Sono fattori influenzanti:

  • il livello di sensibilità del materiale oggetto di protezione;
  • il livello di pulizia della superficie, ovvero la presenza di eventuali residui o particelle di sporco;
  • la tipologia di solvente impiegata nel ciclo di lavaggio;
  • lo spessore della superficie dei componenti metallici trattati;
  • le fasi del ciclo di lavaggio;
  • le condizioni ambientali e climatiche dell’ambiente circostante.

Solitamente acidi grassi ed ammine vengono combinati per ottenere una protezione temporanea dalla corrosione ed utilizzati durante la fase di risciacquo, dal momento che eliminarli è relativamente semplice.

Acidi grassi ed ammine formano in questo contesto un film protettivo molto denso sulla superficie dei componenti metallici che viene rimosso, durante le fasi finali del ciclo produttivo, soltanto quando devono essere applicati adesivi o altri rivestimenti.

A seconda della concentrazione dell’anticorrosivo utilizzato, i componenti possono essere protetti per un periodo compreso tra alcune settimane e mesi o anni.

Integrazione del mezzo anticorrosione all’interno del ciclo di lavaggio industriale dei componenti metallici

L’uso del mezzo anticorrosione dipende dal tipo di tecnologia sfruttata dall’impianto e dal tipo di solvente impiegato: ai fini di una sua corretta integrazione nel processo di lavaggio viene inserita nel sistema un serbatoio dedicato che contiene il solvente ed il corretto quantitativo di anticorrosivo miscelato in percentuale in modo automatico.
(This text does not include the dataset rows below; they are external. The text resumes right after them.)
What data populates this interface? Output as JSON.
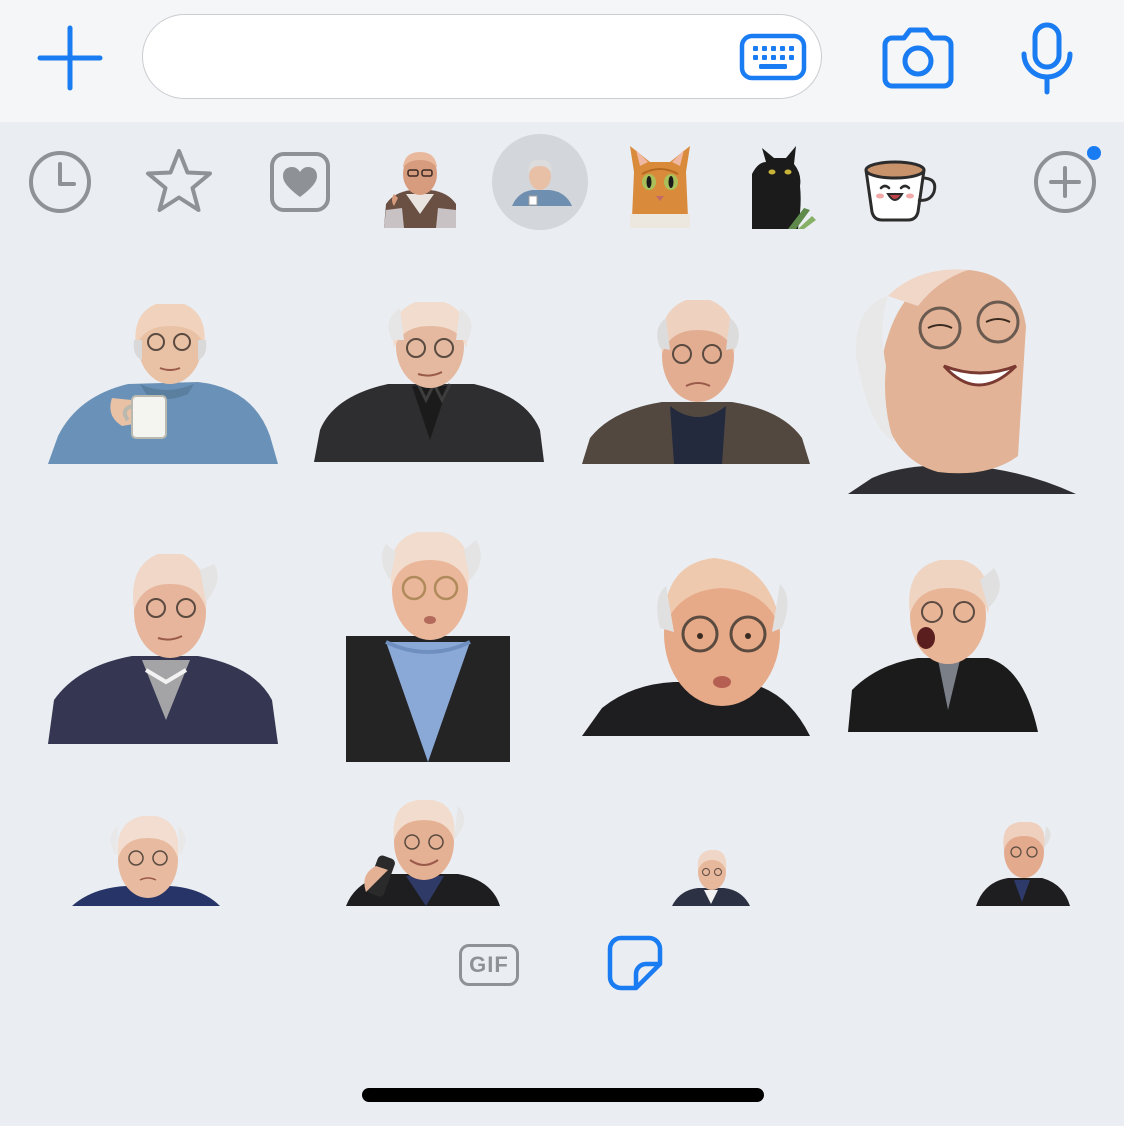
{
  "composer": {
    "message_value": "",
    "message_placeholder": "",
    "add_icon": "plus-icon",
    "keyboard_icon": "keyboard-icon",
    "camera_icon": "camera-icon",
    "mic_icon": "microphone-icon"
  },
  "sticker_tray": {
    "items": [
      {
        "icon": "recent-clock-icon"
      },
      {
        "icon": "favorites-star-icon"
      },
      {
        "icon": "heart-pack-icon"
      },
      {
        "icon": "george-pack-thumbnail"
      },
      {
        "icon": "larry-pack-thumbnail",
        "selected": true
      },
      {
        "icon": "orange-cat-pack-thumbnail"
      },
      {
        "icon": "black-cat-pack-thumbnail"
      },
      {
        "icon": "coffee-cup-pack-thumbnail"
      },
      {
        "icon": "add-pack-icon"
      }
    ],
    "has_notification": true
  },
  "stickers": [
    "larry-coffee-mug",
    "larry-smirk",
    "larry-frown",
    "larry-laughing",
    "larry-side-glance",
    "larry-pursed-lips",
    "larry-stare",
    "larry-shocked",
    "larry-blank-stare",
    "larry-phone-call",
    "larry-small",
    "larry-turning"
  ],
  "bottom_tabs": {
    "gif_label": "GIF",
    "sticker_icon": "sticker-icon",
    "active": "stickers"
  },
  "colors": {
    "accent": "#1a7cf2",
    "icon_gray": "#8e9196",
    "background": "#eaedf1",
    "selected_bg": "#d3d6da"
  }
}
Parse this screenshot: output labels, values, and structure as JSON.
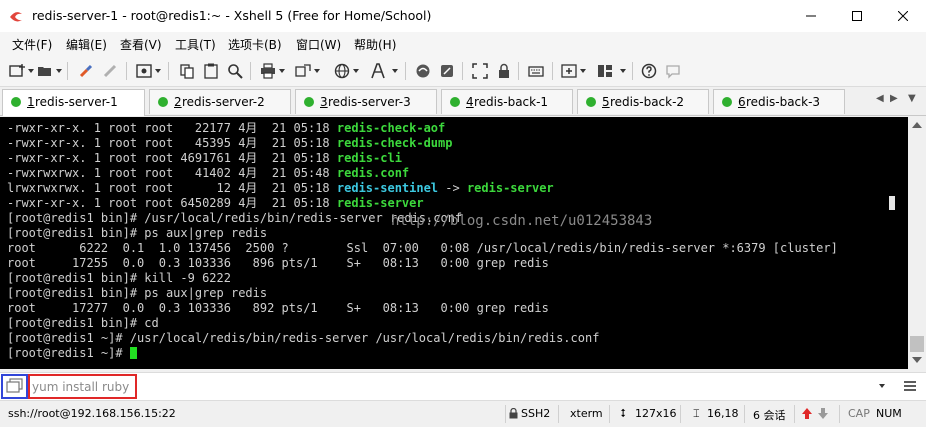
{
  "window": {
    "title": "redis-server-1 - root@redis1:~ - Xshell 5 (Free for Home/School)"
  },
  "menu": [
    "文件(F)",
    "编辑(E)",
    "查看(V)",
    "工具(T)",
    "选项卡(B)",
    "窗口(W)",
    "帮助(H)"
  ],
  "tabs": [
    {
      "num": "1",
      "label": " redis-server-1",
      "active": true
    },
    {
      "num": "2",
      "label": " redis-server-2",
      "active": false
    },
    {
      "num": "3",
      "label": " redis-server-3",
      "active": false
    },
    {
      "num": "4",
      "label": " redis-back-1",
      "active": false
    },
    {
      "num": "5",
      "label": " redis-back-2",
      "active": false
    },
    {
      "num": "6",
      "label": " redis-back-3",
      "active": false
    }
  ],
  "terminal": {
    "lines": [
      [
        {
          "t": "-rwxr-xr-x. 1 root root   22177 4月  21 05:18 "
        },
        {
          "t": "redis-check-aof",
          "s": "g"
        }
      ],
      [
        {
          "t": "-rwxr-xr-x. 1 root root   45395 4月  21 05:18 "
        },
        {
          "t": "redis-check-dump",
          "s": "g"
        }
      ],
      [
        {
          "t": "-rwxr-xr-x. 1 root root 4691761 4月  21 05:18 "
        },
        {
          "t": "redis-cli",
          "s": "g"
        }
      ],
      [
        {
          "t": "-rwxrwxrwx. 1 root root   41402 4月  21 05:48 "
        },
        {
          "t": "redis.conf",
          "s": "g"
        }
      ],
      [
        {
          "t": "lrwxrwxrwx. 1 root root      12 4月  21 05:18 "
        },
        {
          "t": "redis-sentinel",
          "s": "c"
        },
        {
          "t": " -> "
        },
        {
          "t": "redis-server",
          "s": "g"
        }
      ],
      [
        {
          "t": "-rwxr-xr-x. 1 root root 6450289 4月  21 05:18 "
        },
        {
          "t": "redis-server",
          "s": "g"
        }
      ],
      [
        {
          "t": "[root@redis1 bin]# /usr/local/redis/bin/redis-server redis.conf"
        }
      ],
      [
        {
          "t": "[root@redis1 bin]# ps aux|grep redis"
        }
      ],
      [
        {
          "t": "root      6222  0.1  1.0 137456  2500 ?        Ssl  07:00   0:08 /usr/local/redis/bin/redis-server *:6379 [cluster]"
        }
      ],
      [
        {
          "t": "root     17255  0.0  0.3 103336   896 pts/1    S+   08:13   0:00 grep redis"
        }
      ],
      [
        {
          "t": "[root@redis1 bin]# kill -9 6222"
        }
      ],
      [
        {
          "t": "[root@redis1 bin]# ps aux|grep redis"
        }
      ],
      [
        {
          "t": "root     17277  0.0  0.3 103336   892 pts/1    S+   08:13   0:00 grep redis"
        }
      ],
      [
        {
          "t": "[root@redis1 bin]# cd"
        }
      ],
      [
        {
          "t": "[root@redis1 ~]# /usr/local/redis/bin/redis-server /usr/local/redis/bin/redis.conf"
        }
      ],
      [
        {
          "t": "[root@redis1 ~]# "
        },
        {
          "t": "",
          "s": "cursor"
        }
      ]
    ],
    "watermark": "http://blog.csdn.net/u012453843"
  },
  "compose": {
    "value": "yum install ruby"
  },
  "status": {
    "connection": "ssh://root@192.168.156.15:22",
    "protocol": "SSH2",
    "terminal_type": "xterm",
    "size": "127x16",
    "cursor_pos": "16,18",
    "sessions": "6 会话",
    "cap": "CAP",
    "num": "NUM"
  },
  "colors": {
    "terminal_bg": "#000000",
    "terminal_fg": "#d0d0d0",
    "file_green": "#3cd83c",
    "link_cyan": "#3cc8e0",
    "tab_dot": "#2fb02f",
    "compose_highlight_blue": "#3246d8",
    "compose_highlight_red": "#e02828"
  },
  "icons": [
    "xshell-logo-icon",
    "minimize-icon",
    "maximize-icon",
    "close-icon",
    "new-session-icon",
    "open-folder-icon",
    "reconnect-icon",
    "disconnect-icon",
    "properties-icon",
    "copy-icon",
    "paste-icon",
    "find-icon",
    "print-icon",
    "transfer-icon",
    "globe-icon",
    "font-icon",
    "xftp-icon",
    "script-icon",
    "fullscreen-icon",
    "lock-icon",
    "keyboard-icon",
    "add-tab-icon",
    "layout-icon",
    "help-icon",
    "chat-icon",
    "compose-toggle-icon",
    "menu-icon",
    "arrow-up-icon",
    "arrow-down-icon"
  ]
}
Una volta che il ciclo di lavaggio è terminato, la camera di lavaggio viene inondata con il liquido proveniente dal serbatoio del protettivo: in questo modo si ha la assoluta sicurezza che l’intera superficie dei componenti è stata trattata per immersione.

Nella fase successiva il liquido composto dal mix solvente/antiruggine ritorna nel serbatoio del protettivo ed i componenti vengono asciugati tipicamente sotto vuoto: così il film protettivo è stato fissato sull’intera superficie di ogni singolo pezzo!

 

Pulizia industriale dei metalli: quanto dura la protezione?

Molto probabilmente ti starai chiedendo: qual è la durata del film protettivo?

Le variabili chiamate in causa in questo caso sono due: la tipologia di anticorrosione utilizzato e lo spessore del film protettivo applicato sulla superficie dei componenti metallici trattati.

Uno strato sottile di film anticorrosione è opportuno nel caso in cui i componenti debbano essere velocemente assemblati ed inviati al cliente: in questo caso gli stessi sono estremamente vulnerabili al punto che anche una semplice impronta digitale può favorire la corrosione dei pezzi.

Uno strato più spesso di film protettivo è necessario quando trasporto e stoccaggio hanno una durata maggiore: in queste circostanze vengono frequentemente utilizzati materiali VCI (Volatile Corrosion Inhibitors) al fine di aumentare, attraverso il packaging, il livello di protezione dei componenti metallici.

I materiali VCI contengono un film protettivo e possono essere inseriti all’interno dell’imballaggio sottoforma di carta, avvolta intorno ai componenti, scaglie o erogatori.

Dal momento che l’effetto anticorrosivo si attiva soltanto dopo un certo periodo di tempo e gli inibitori sono evaporati nell’aria è necessario utilizzare contenitori chiusi ermeticamente per lo stoccaggio ed il trasporto dei componenti.

Infine, in fase di scelta del mezzo anticorrosivo, è importante considerare quale processo sarà implementato al termine della fase di pulizia e protezione dei componenti metallici e se il film protettivo anticorrosione sarà eliminato o meno dalla loro superficie.